Frowning, I made my way to the shoreline, only stopping when the chilly water nipped at my toes. That had to be where he was hit. The scale, a golden teardrop, was warped and discolored compared to those around it. It went against the grain with every breath, jutting out. What did it feel like to him? A chipped nail? A hangnail? A fracture? A break? Worse?
“Maybe I can—” I staggered backward when Vidar lifted his giant head and squinted down at me. While huge, it was lean too, the small, sharp barbs along his lower mandible built like thorns.

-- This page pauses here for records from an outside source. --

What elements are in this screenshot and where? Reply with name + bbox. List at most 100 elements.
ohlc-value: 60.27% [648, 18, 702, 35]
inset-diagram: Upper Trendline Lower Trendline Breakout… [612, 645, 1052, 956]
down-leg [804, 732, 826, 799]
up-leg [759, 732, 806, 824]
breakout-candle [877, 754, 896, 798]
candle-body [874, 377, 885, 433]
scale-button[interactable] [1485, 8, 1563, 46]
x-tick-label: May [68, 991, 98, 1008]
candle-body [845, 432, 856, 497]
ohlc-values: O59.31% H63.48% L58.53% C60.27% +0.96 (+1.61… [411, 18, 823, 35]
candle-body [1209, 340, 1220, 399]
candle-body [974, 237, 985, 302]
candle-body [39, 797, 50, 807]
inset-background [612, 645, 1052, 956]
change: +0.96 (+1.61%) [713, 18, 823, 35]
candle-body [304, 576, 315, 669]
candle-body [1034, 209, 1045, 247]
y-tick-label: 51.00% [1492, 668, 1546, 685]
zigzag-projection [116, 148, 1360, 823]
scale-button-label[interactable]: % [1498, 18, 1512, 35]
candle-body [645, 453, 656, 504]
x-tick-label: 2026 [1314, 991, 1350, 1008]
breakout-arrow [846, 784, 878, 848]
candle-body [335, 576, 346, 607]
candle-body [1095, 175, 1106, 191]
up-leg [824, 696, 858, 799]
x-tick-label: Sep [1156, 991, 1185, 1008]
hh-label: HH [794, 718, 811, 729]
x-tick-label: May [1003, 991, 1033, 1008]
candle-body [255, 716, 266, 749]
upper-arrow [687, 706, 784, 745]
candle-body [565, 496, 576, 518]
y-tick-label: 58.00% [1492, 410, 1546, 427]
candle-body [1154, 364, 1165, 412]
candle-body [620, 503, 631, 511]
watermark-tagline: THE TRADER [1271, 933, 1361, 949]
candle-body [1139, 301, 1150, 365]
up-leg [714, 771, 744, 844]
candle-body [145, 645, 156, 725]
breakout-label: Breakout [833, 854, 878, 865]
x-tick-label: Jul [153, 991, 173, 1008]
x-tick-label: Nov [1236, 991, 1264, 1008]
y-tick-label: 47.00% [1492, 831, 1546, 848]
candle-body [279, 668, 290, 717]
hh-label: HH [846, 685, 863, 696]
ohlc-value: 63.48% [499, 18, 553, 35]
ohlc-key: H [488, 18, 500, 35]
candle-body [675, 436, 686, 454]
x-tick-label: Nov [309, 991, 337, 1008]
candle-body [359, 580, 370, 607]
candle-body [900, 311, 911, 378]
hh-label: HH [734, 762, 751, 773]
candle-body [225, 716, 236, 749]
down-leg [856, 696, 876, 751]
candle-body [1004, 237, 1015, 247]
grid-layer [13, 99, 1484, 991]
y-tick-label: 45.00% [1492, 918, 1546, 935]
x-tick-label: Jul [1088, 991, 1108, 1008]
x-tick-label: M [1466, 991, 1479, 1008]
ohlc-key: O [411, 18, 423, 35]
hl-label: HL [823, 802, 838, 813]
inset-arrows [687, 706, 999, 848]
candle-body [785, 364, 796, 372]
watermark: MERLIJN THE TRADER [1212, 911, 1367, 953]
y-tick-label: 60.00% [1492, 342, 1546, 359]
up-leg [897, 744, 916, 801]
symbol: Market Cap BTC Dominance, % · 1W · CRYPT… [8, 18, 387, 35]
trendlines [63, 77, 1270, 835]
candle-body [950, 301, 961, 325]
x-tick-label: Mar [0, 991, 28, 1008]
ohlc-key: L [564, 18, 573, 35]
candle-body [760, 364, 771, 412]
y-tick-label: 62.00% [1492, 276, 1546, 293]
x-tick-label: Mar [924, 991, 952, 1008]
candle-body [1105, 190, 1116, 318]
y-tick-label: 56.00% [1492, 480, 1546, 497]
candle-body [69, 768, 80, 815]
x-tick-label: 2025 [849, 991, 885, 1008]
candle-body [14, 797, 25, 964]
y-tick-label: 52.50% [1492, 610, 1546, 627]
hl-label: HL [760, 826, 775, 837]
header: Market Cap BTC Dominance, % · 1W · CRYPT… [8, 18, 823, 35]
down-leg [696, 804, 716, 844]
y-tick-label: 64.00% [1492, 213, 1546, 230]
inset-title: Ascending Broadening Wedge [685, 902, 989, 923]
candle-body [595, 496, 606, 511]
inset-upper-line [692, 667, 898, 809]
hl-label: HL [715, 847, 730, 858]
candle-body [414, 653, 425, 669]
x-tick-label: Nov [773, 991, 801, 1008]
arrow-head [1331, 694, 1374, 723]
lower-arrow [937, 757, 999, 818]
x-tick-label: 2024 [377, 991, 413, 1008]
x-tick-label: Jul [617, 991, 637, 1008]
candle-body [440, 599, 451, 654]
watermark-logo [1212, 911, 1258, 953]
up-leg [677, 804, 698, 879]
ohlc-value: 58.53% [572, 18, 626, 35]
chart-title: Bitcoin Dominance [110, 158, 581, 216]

The ones on top of his nostrils were arched, almost more artistic than practical. Those sticking out of his cheekbones were sleek, angled back and up, threading into the largest spikes that gave him his golden crown. He was an impressive creature, to put it lightly.
I suddenly wanted to paint. Every facet. Every detail. Fill my whole studio with him.
For now, however, I owed him big time, and no matter how long it took, this omega paid her debts.
“Maybe I can pull out whatever’s in there?” I glanced pointedly at the dodgy scale. “If you’ll let me?”
Vidar didn’t move, but his grunt felt like a begrudging acquiescence. Dress hitched, I headed into the water, determined to take the pain away, only to freeze again when he lurched up, sitting taller, and bared his teeth. My perfume misted harder in response, but not the fearful, soothing violet side. No, this was full cozy calm, and I countered his push of pheromones with a determined expression, hands planted on my hips.
“Don’t let alpha pride keep you trapped like this. No one likes a martyr.” Sucking in my cheeks, I made a show of surveying him from top to bottom. “You’re hurt, and I bet breaking out of a concrete prison and flying for who knows how long exacerbated it.”
Flicking what were once light, beachy waves—now flat and damp—over my shoulder, my brass bobby pins lost forever, I trudged into the water. Frost sloshed up my legs one step at a time, but I pushed onward, not stopping until it reached my hips. “And… And, you know what, it hurts me to think about you hurting, so…” An embarrassed flush warmed my cheeks, the weight of his gaze heavier than the sun as it tracked me. “Stop fussing.”